Le siège de l'AFP à Paris, le 27 septembre 2015. (AFP / Bertrand Guay)

Non, l'AFP n'étouffe pas les affaires gênantes pour le pouvoir !

Paris -- L’AFP est accusée dans un tract syndical d’avoir « étouffé » des informations gênantes pour le nouveau pouvoir.

C’est l’une des pires accusations que l’on puisse proférer à l’égard de la rédaction de l’Agence. L’une des obligations fondamentales, contenues dans notre statut, est de diffuser une information exacte, impartiale et digne de confiance. En toute indépendance.

Puisque nous travaillons à l’AFP, reprenons les faits, tels qu’ils se sont produits.

Le 16 mai 2017, une journaliste du bureau de Rennes a accès à un dossier de douze pages contenant des « éléments » sur une transaction opérée par Richard Ferrand avec les Mutuelles de Bretagne. Ces éléments ont été fournis par un « groupe »  –je n’en dis pas plus car je respecte le secret des sources-. L’affaire est à ce stade très complexe, voire confuse et la journaliste met elle-même en garde sur le fait que ces informations « ne sont pas vérifiées », que le contact est « récent », qu’elle « ne peut se prononcer sur la fiabilité ». Elle dit ne pas avoir pu prendre des notes.

S’en suit une succession d’échanges par mail et par téléphone avec la rédaction-en-chef, qui demande des clarifications, pose des questions, s’interroge…

L’affaire sortira finalement dans le Canard enchaîné, avant qu’une dépêche AFP soit publiée sur le  sujet.

Suit le témoignage d’un avocat, exprimant ses « doutes » sur le montage financier de la transaction Ferrand : il ne peut être diffusé sans réaction de la personne mise en cause.

Quant à la mise en examen de François Bayrou –automatique en cas de diffamation et remontant à plusieurs mois-, nous en avons fait état dès la date d’audience connue (en 2019).

Est-ce à dire qu’il y a eu volonté d’ « étouffer » ces informations ? Non ! La rédaction-en-chef n’a fait que son travail.

A la rédaction de l'agence à Paris, 5 février 2014. (AFP / Eric Feferberg)

L’AFP a une lourde responsabilité.

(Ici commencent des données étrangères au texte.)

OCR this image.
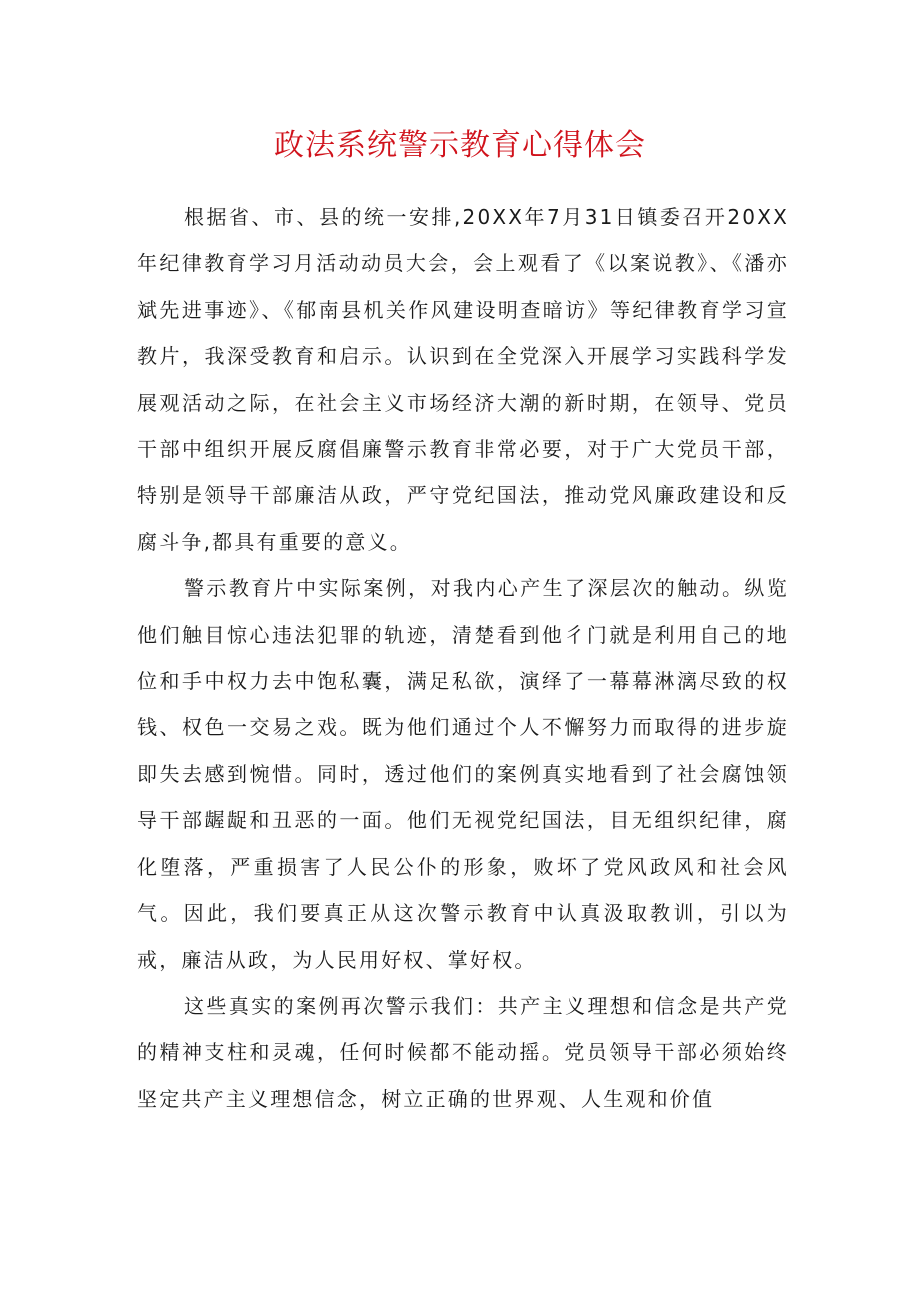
政法系统警示教育心得体会

根据省、市、县的统一安排,20XX年7月31日镇委召开20XX年纪律教育学习月活动动员大会，会上观看了《以案说教》、《潘亦斌先进事迹》、《郁南县机关作风建设明查暗访》等纪律教育学习宣教片，我深受教育和启示。认识到在全党深入开展学习实践科学发展观活动之际，在社会主义市场经济大潮的新时期，在领导、党员干部中组织开展反腐倡廉警示教育非常必要，对于广大党员干部，特别是领导干部廉洁从政，严守党纪国法，推动党风廉政建设和反腐斗争,都具有重要的意义。

警示教育片中实际案例，对我内心产生了深层次的触动。纵览他们触目惊心违法犯罪的轨迹，清楚看到他彳门就是利用自己的地位和手中权力去中饱私囊，满足私欲，演绎了一幕幕淋漓尽致的权钱、权色一交易之戏。既为他们通过个人不懈努力而取得的进步旋即失去感到惋惜。同时，透过他们的案例真实地看到了社会腐蚀领导干部龌龊和丑恶的一面。他们无视党纪国法，目无组织纪律，腐化堕落，严重损害了人民公仆的形象，败坏了党风政风和社会风气。因此，我们要真正从这次警示教育中认真汲取教训，引以为戒，廉洁从政，为人民用好权、掌好权。

这些真实的案例再次警示我们：共产主义理想和信念是共产党的精神支柱和灵魂，任何时候都不能动摇。党员领导干部必须始终坚定共产主义理想信念，树立正确的世界观、人生观和价值
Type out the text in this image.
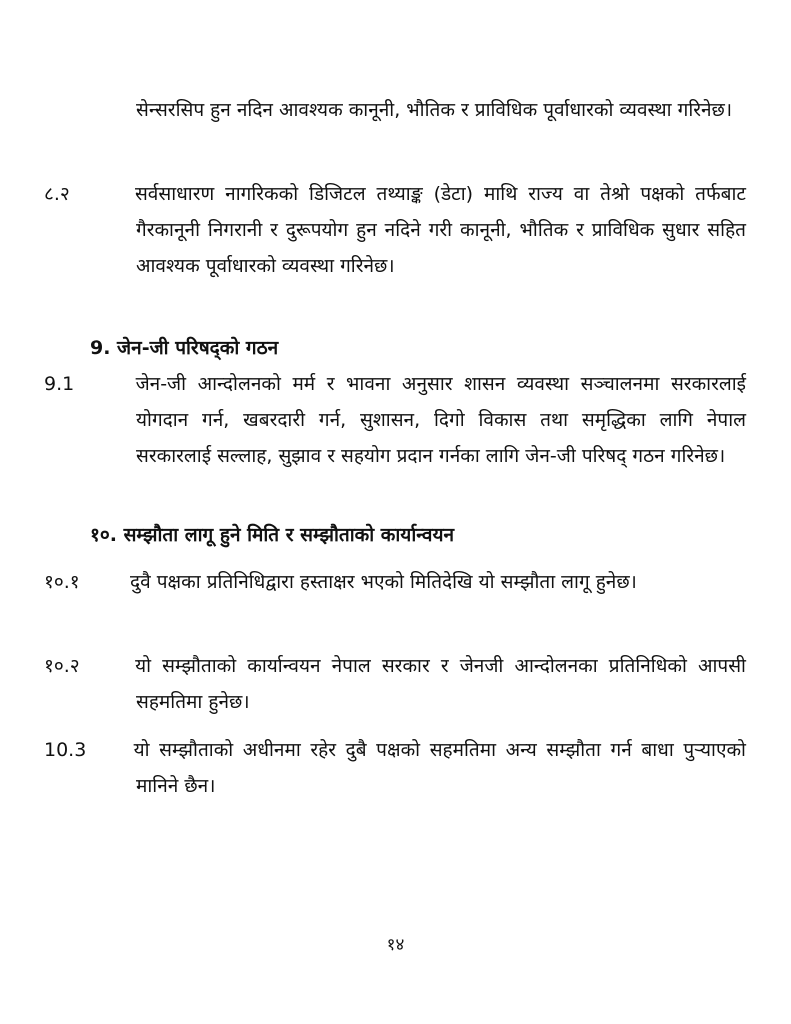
सेन्सरसिप हुन नदिन आवश्यक कानूनी, भौतिक र प्राविधिक पूर्वाधारको व्यवस्था गरिनेछ।
८.२	सर्वसाधारण नागरिकको डिजिटल तथ्याङ्क (डेटा) माथि राज्य वा तेश्रो पक्षको तर्फबाट गैरकानूनी निगरानी र दुरूपयोग हुन नदिने गरी कानूनी, भौतिक र प्राविधिक सुधार सहित आवश्यक पूर्वाधारको व्यवस्था गरिनेछ।
9. जेन-जी परिषद्को गठन
9.1	जेन-जी आन्दोलनको मर्म र भावना अनुसार शासन व्यवस्था सञ्चालनमा सरकारलाई योगदान गर्न, खबरदारी गर्न, सुशासन, दिगो विकास तथा समृद्धिका लागि नेपाल सरकारलाई सल्लाह, सुझाव र सहयोग प्रदान गर्नका लागि जेन-जी परिषद् गठन गरिनेछ।
१०. सम्झौता लागू हुने मिति र सम्झौताको कार्यान्वयन
१०.१	दुवै पक्षका प्रतिनिधिद्वारा हस्ताक्षर भएको मितिदेखि यो सम्झौता लागू हुनेछ।
१०.२	यो सम्झौताको कार्यान्वयन नेपाल सरकार र जेनजी आन्दोलनका प्रतिनिधिको आपसी सहमतिमा हुनेछ।
10.3 यो सम्झौताको अधीनमा रहेर दुबै पक्षको सहमतिमा अन्य सम्झौता गर्न बाधा पुऱ्याएको मानिने छैन।
१४
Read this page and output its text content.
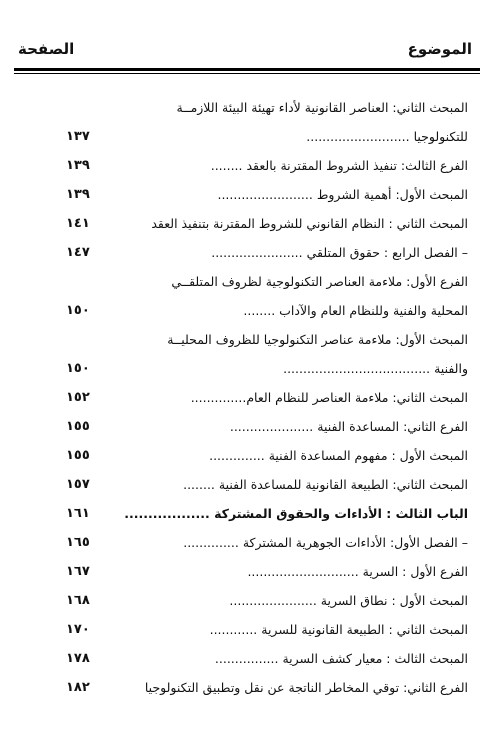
الصفحة	الموضوع
المبحث الثاني: العناصر القانونية لأداء تهيئة البيئة اللازمــة
١٣٧	للتكنولوجيا ..........................
١٣٩	الفرع الثالث: تنفيذ الشروط المقترنة بالعقد ........
١٣٩	المبحث الأول: أهمية الشروط ........................
١٤١	المبحث الثاني : النظام القانوني للشروط المقترنة بتنفيذ العقد
١٤٧	– الفصل الرابع : حقوق المتلقي .......................
الفرع الأول: ملاءمة العناصر التكنولوجية لظروف المتلقــي
١٥٠	المحلية والفنية وللنظام العام والآداب ........
المبحث الأول: ملاءمة عناصر التكنولوجيا للظروف المحليــة
١٥٠	والفنية .....................................
١٥٢	المبحث الثاني: ملاءمة العناصر للنظام العام..............
١٥٥	الفرع الثاني: المساعدة الفنية .....................
١٥٥	المبحث الأول : مفهوم المساعدة الفنية ..............
١٥٧	المبحث الثاني: الطبيعة القانونية للمساعدة الفنية ........
١٦١	الباب الثالث : الأداءات والحقوق المشتركة ..................
١٦٥	– الفصل الأول: الأداءات الجوهرية المشتركة ..............
١٦٧	الفرع الأول : السرية ............................
١٦٨	المبحث الأول : نطاق السرية ......................
١٧٠	المبحث الثاني : الطبيعة القانونية للسرية ............
١٧٨	المبحث الثالث : معيار كشف السرية ................
١٨٢	الفرع الثاني: توقي المخاطر الناتجة عن نقل وتطبيق التكنولوجيا
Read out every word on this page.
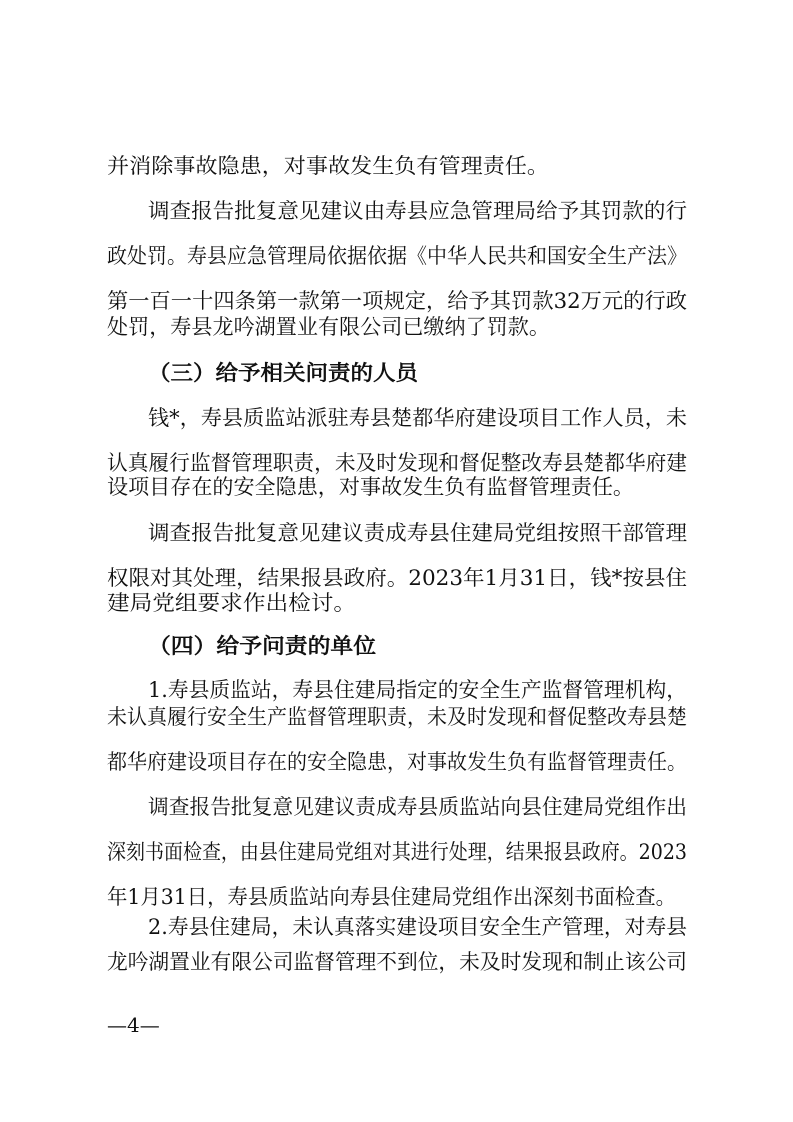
并消除事故隐患，对事故发生负有管理责任。
调查报告批复意见建议由寿县应急管理局给予其罚款的行
政处罚。寿县应急管理局依据依据《中华人民共和国安全生产法》
第一百一十四条第一款第一项规定，给予其罚款32万元的行政
处罚，寿县龙吟湖置业有限公司已缴纳了罚款。
（三）给予相关问责的人员
钱*，寿县质监站派驻寿县楚都华府建设项目工作人员，未
认真履行监督管理职责，未及时发现和督促整改寿县楚都华府建
设项目存在的安全隐患，对事故发生负有监督管理责任。
调查报告批复意见建议责成寿县住建局党组按照干部管理
权限对其处理，结果报县政府。2023年1月31日，钱*按县住
建局党组要求作出检讨。
（四）给予问责的单位
1.寿县质监站，寿县住建局指定的安全生产监督管理机构，
未认真履行安全生产监督管理职责，未及时发现和督促整改寿县楚
都华府建设项目存在的安全隐患，对事故发生负有监督管理责任。
调查报告批复意见建议责成寿县质监站向县住建局党组作出
深刻书面检查，由县住建局党组对其进行处理，结果报县政府。2023
年1月31日，寿县质监站向寿县住建局党组作出深刻书面检查。
2.寿县住建局，未认真落实建设项目安全生产管理，对寿县
龙吟湖置业有限公司监督管理不到位，未及时发现和制止该公司
—4—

Chacune de ses dépêches est susceptible d’être reprise, dans la minute qui suit, par des centaines  de clients –journaux, radios, télévisions, sites web….

Après l’accident industriel que tout le monde garde en mémoire à l’Agence, nous n’avons eu de cesse de répéter nos standards rédactionnels : le recoupement des sources, la vérification des faits sont absolument cruciaux pour nous. La fiabilité avant tout ! Les éléments dont nous disposions à ce moment-là ne répondaient aucunement à ce critère.

Ces règles ne nous ont jamais empêchés de publier des enquêtes et sortir des informations exclusives, qu’elles plaisent ou non au pouvoir en place. Cela a été le cas notamment dans les affaires de terrorisme. Et notre bureau de Kaboul vient de recevoir un prestigieux prix en Asie, le SOPA, pour son enquête sur l’esclavage sexuel des enfants en Afghanistan.

Le prétendu retard pris sur l’affaire Ferrand n’est en rien lié à la fonction ministérielle de la personne mise en cause.

N’en déplaise aux amateurs de complot, le pouvoir n’intervient aucunement dans la production de l’information de l’AFP. Dussent les pressions politiques exister, nous n’y céderions pas. Et nous n’y cèderons jamais. Ni au niveau de la direction de l’information, ni à celui de la rédaction-en-chef, ni à celui des reporters sur le terrain. Nous le savons tous au quotidien. Imaginez-vous un seul instant la directrice de l’information de l’AFP ou un rédacteur-en-chef appeler un ou une journaliste pour lui suggérer de mettre la pédale douce sur une affaire compromettante pour le pouvoir ? Ce serait inacceptable et de surcroît contre-productif !

Le débat rédactionnel est et doit rester vivace à l’AFP. Mais pour moi, dire que la rédaction-en-chef a voulu étouffer des informations de crainte de bousculer un membre du gouvernement relève de la diffamation. C’est remettre en cause la probité, l’honnêteté et l’indépendance de chacun des journalistes qui composent cette équipe. C’est tout simplement inacceptable.